The cost spread on complex enrichment: $0.78 (Haiku) to $17.87 (Sonnet+Opus advisor). That's a 23x cost difference for identical output on the same 34 tasks.

Task enrichment is structured, fill-in-the-blank work. It does not require architectural reasoning. It does not benefit from deep analysis. It certainly does not benefit from a $25/MTok advisor model that gets consulted on 84% of calls and adds nothing.

Haiku is the only defensible choice for enrichment. Everything else is paying more for the same output.

5. The most valuable finding is what NOT to buy.

The conventional wisdom: more capable model = better output. Pay more, get more.

The data says otherwise. On decomposition, Opus ($0.99) produces worse task graphs than Sonnet ($0.20). On enrichment, Opus ($3.38) produces identical output to Haiku ($0.14). The advisor pattern ($0.47-$3.62) doesn't improve on Sonnet or Haiku solo for any task type we tested.

The right question isn't "which model is most capable?" It's "which model produces the best executable output for this specific task?" Those are different questions with different answers.

My Recommended Routing

Based on 40 benchmark runs across 8 model configurations and 4 test matrices:

TASK DECOMPOSITION
──────────────────────────────────────────
PRD < 2,000 words  →  Haiku 4.5    $0.02/run   39s
PRD > 2,000 words  →  Sonnet 4.6   $0.20/run  238s
Never              →  Opus 4.6     (over-structures)
Never              →  Advisor      (cost without benefit)

TASK ENRICHMENT
──────────────────────────────────────────
All complexity     →  Haiku 4.5    $0.14/run   49s
Never              →  Advisor      (interferes or wastes)
Never              →  Opus/Sonnet  (24x cost, identical output)

Projected savings vs. uniform Sonnet: 62% on simple PRDs, 30% on enrichment.
Projected savings vs. uniform Opus: 96% on simple PRDs, 96% on enrichment.

What This Means For You

If you're running Opus everywhere because "it's the best," you're likely paying 5-24x more than necessary on the majority of your pipeline.

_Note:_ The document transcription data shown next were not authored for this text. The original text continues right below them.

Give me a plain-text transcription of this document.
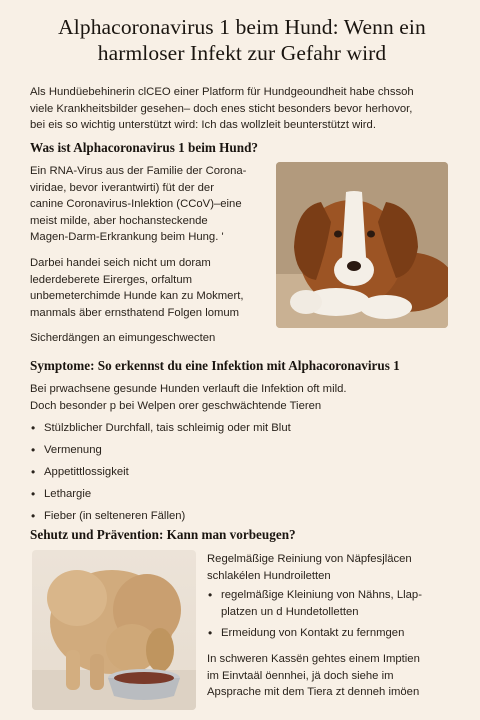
Alphacoronavirus 1 beim Hund: Wenn ein
harmloser Infekt zur Gefahr wird
Als Hundüebehinerin clCEO einer Platform für Hundgeoundheit habe chssoh
viele Krankheitsbilder gesehen– doch enes sticht besonders bevor herhovor,
bei eis so wichtig unterstützt wird: Ich das wollzleit beunterstützt wird.
Was ist Alphacoronavirus 1 beim Hund?
Ein RNA-Virus aus der Familie der Corona-
viridae, bevor ı̇verantwirti) füt der der
canine Coronavirus-Inlektion (CCoV)–eine
meist milde, aber hochansteckende
Magen-Darm-Erkrankung beim Hung. '
Darbei handei seich nicht um doram
lederdeberete Eirerges, orfaltum
unbemeterchimde Hunde kan zu Mokmert,
manmals äber ernsthatend Folgen lomum
Sicherdängen an eimungeschwecten
Symptome: So erkennst du eine Infektion mit Alphacoronavirus 1
Bei prwachsene gesunde Hunden verlauft die Infektion oft mild.
Doch besonder p bei Welpen orer geschwächtende Tieren
• Stülzblicher Durchfall, tais schleimig oder mit Blut
• Vermenung
• Appetittlossigkeit
• Lethargie
• Fieber (in selteneren Fällen)
Sehutz und Prävention: Kann man vorbeugen?
Regelmäßige Reiniung von Näpfesjläcen
schlakélen Hundroiletten
• regelmäßige Kleiniung von Nähns, Llap-
platzen un d Hundetolletten
• Ermeidung von Kontakt zu fernmgen
In schweren Kassën gehtes einem Imptien
im Einvtaäl öennhei, jä doch siehe im
Apsprache mit dem Tiera zt dennеh imöen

The data shows that, at least for task decomposition and enrichment, there's a quality ceiling that cheaper models already hit.

I plan on testing building next, but this was a fascinating result.

The expensive model isn't always the best model. Sometimes it's the worst.

This study was conducted using my's proprietary benchmarking infrastructure, built on Loom, which is a tool that helps me manage complex projects across sessions and track ideas for future improvements.

Methodology Notes

Benchmark infrastructure: Custom Python framework using async orchestration, Pydantic data models, and Testcontainers for isolated Postgres + Redis per run. Snapshots freeze decomposition output for independent enrichment benchmarking.

Advisor integration: Anthropic's advisor_20260301 server-side tool, configured with anthropic-beta: advisor-tool-2026-03-01 header. Advisor token usage tracked separately via skill_runs table metadata extraction.

Scoring normalization: Quality, cost, and speed are independently scored and composited (55/25/20 weighting). Cost and speed baselines are per-PRD to account for inherent complexity differences.

Limitations:
- Two PRD fixtures (simple and complex). Results may vary on different domains or intermediate complexity.
- Single run per variant. Statistical significance requires multiple runs per configuration.
- Advisor performance on agentic coding tasks (SWE-bench-like work) was not tested and may differ significantly.